Throughout the event, spoken word reminiscences are interspersed with song. Hearing Hazzan Richard Kaplan sing is incredible, especially when he sings the Baal Shem Tov's Yedid Nefesh and closes his eyes and is visibly transported to other realms. He takes us there with him, and I remember how Reb Zalman used to love to listen to him bringing life to these old and deep Hasidic melodies. His singing becomes the vehicle which carries us aloft.
Singing along with Shir Yaakov and the band as they play his Or Zarua is the first thing that really cracks my heart open. "Light is sown for the righteous, and for the upright of heart, joy" -- surely Reb Zalman sowed seeds of light wherever he went, and now in whatever realm his soul inhabits, surely there is joy. The whole theatre is singing, and I know I am not the only one singing through tears.
That's not the only time that weeping overcomes me. When Rebbitzen Eve gets up with the piano and band and sings "Here's to Life," by Artie Butler, a torch song of love and embracing life to the fullest -- when she walks over toward his big rebbe chair, sitting in a spotlight at the edge of the stage, empty but for the rainbow tallit he designed -- my tears fall again.
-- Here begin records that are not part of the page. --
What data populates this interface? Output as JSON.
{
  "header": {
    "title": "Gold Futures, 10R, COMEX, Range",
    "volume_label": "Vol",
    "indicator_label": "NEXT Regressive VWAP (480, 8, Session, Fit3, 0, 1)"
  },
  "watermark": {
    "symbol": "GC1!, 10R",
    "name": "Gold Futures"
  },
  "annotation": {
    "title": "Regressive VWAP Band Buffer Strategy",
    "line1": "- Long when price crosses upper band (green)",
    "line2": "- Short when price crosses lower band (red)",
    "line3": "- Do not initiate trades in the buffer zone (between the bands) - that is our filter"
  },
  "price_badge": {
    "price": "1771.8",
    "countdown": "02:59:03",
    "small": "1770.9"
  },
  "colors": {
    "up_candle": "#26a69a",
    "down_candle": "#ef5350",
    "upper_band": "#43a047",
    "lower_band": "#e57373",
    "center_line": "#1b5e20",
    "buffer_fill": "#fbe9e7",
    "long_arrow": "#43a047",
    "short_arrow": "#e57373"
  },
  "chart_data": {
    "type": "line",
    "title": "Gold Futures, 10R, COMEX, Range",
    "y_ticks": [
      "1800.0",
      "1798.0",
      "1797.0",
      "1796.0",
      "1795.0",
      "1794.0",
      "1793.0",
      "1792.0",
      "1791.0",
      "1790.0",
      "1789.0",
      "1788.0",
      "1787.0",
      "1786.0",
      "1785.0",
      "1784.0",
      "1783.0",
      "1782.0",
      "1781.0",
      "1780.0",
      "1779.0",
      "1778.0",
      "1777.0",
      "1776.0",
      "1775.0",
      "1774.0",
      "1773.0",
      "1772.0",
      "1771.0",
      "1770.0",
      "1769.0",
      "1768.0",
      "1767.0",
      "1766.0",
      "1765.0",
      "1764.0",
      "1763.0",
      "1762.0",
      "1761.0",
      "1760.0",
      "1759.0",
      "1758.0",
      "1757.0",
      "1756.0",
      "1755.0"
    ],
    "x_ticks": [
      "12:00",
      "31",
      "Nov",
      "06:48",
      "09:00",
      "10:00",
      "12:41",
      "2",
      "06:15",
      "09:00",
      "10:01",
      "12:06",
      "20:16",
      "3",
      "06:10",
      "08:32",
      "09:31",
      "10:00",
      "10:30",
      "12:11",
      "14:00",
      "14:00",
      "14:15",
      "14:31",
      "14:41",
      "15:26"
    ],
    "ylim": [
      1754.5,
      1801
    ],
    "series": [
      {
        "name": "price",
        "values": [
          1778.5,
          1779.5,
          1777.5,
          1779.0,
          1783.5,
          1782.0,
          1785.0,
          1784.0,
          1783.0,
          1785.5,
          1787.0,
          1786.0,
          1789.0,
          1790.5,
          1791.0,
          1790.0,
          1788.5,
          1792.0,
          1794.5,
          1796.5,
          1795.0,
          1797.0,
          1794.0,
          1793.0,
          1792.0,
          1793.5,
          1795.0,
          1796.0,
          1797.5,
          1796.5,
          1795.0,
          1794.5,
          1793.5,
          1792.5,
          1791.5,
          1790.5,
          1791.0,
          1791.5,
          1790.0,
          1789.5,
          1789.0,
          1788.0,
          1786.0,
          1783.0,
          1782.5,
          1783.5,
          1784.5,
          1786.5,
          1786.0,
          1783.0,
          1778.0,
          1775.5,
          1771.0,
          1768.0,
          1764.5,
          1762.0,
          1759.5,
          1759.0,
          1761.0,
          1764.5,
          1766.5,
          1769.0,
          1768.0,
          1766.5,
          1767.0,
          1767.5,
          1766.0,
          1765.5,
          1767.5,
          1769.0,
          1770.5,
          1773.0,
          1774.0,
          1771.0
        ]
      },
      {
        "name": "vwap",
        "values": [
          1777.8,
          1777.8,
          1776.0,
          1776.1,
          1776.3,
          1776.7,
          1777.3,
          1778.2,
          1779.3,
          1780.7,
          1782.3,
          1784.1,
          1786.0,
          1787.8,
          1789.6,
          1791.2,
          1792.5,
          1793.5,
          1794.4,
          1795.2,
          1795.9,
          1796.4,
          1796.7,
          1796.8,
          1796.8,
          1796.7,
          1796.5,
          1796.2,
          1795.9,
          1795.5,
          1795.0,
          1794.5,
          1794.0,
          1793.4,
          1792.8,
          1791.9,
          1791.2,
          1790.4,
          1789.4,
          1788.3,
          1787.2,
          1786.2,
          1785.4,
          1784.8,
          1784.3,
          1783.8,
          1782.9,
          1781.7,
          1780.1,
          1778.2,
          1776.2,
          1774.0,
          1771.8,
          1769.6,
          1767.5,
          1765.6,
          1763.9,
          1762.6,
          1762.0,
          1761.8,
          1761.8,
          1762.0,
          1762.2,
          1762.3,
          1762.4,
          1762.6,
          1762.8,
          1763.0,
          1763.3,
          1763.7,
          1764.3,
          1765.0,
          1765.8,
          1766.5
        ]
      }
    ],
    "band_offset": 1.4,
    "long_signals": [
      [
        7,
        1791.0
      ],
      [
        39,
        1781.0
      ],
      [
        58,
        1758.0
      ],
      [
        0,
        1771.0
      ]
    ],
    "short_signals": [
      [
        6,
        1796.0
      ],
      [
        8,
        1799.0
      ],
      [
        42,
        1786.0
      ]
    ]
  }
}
I cannot begin to imagine the depth of her loss.
When we watch the (never-before-broadcast) video of the address "The Emerging Cosmology," given at the Roundtable Dialogue With Nobel Laureates in Vancouver ten years ago (which explains why His Holiness the Dalai Lama and Bishop Desmond Tutu and other luminaries were seated on stage), I laugh and clutch at my heart. His fur streiml! His joking about looking like someone from Fiddler on the Roof, and then breaking into song! His Star Trek "mind meld" answer to the teenaged girl who asks him a question! And in between all of these sweet things, a powerful teaching about post-triumphalism and organismic thinking and how we need to care for our world.
We close with a Sufi zhikr, a practice in which we remember God through chanting divine names, which breaks my heart open even wider. We are singing three lines, interwoven: bismillah ar-rahman ar-rahim, "in the name of the Compassionate, the Merciful;" ya salaam, ya shalom, may there be peace, God of peace; and a chant which Reb Tirzah tells us she wrote quite recently. "Reb Zalman asked if I would write a niggun when the time was right, to these words," she tells us, and then speaks the words tehi nishmato tzrurah bitzror ha-chayyim and they pierce my heart clean through, because they are a line from El Maleh Rachamim, the prayer we sing only in mourning. "May his soul be bound up in the bonds of eternal life."
Murshid Allaudin Ottinger, a senior dervish of the Sufi Ruhaniat International, leads us in the zhikr. The full band plays: piano, violin which calls out like a human voice in jubilation and in grief, clarinet soaring high, three hand-drummers on different drums. The entire building is packed and we all rise and we sing and the melodic lines braid together. We are hand in hand, or arms around each other, or standing separately but swaying together as we sing: to one side, to the other side, forward. In the name of the One. Peace, God of peace. May his soul be bound up in eternal life. The zhikr builds and builds and I can feel how our singing and our prayer and our memories and our love are lifting Reb Zalman's neshamah higher and higher.
When the event ends my face is wet with tears and my heart is as wide-open as it can be. I am out of words, but I am so grateful, and so full of love.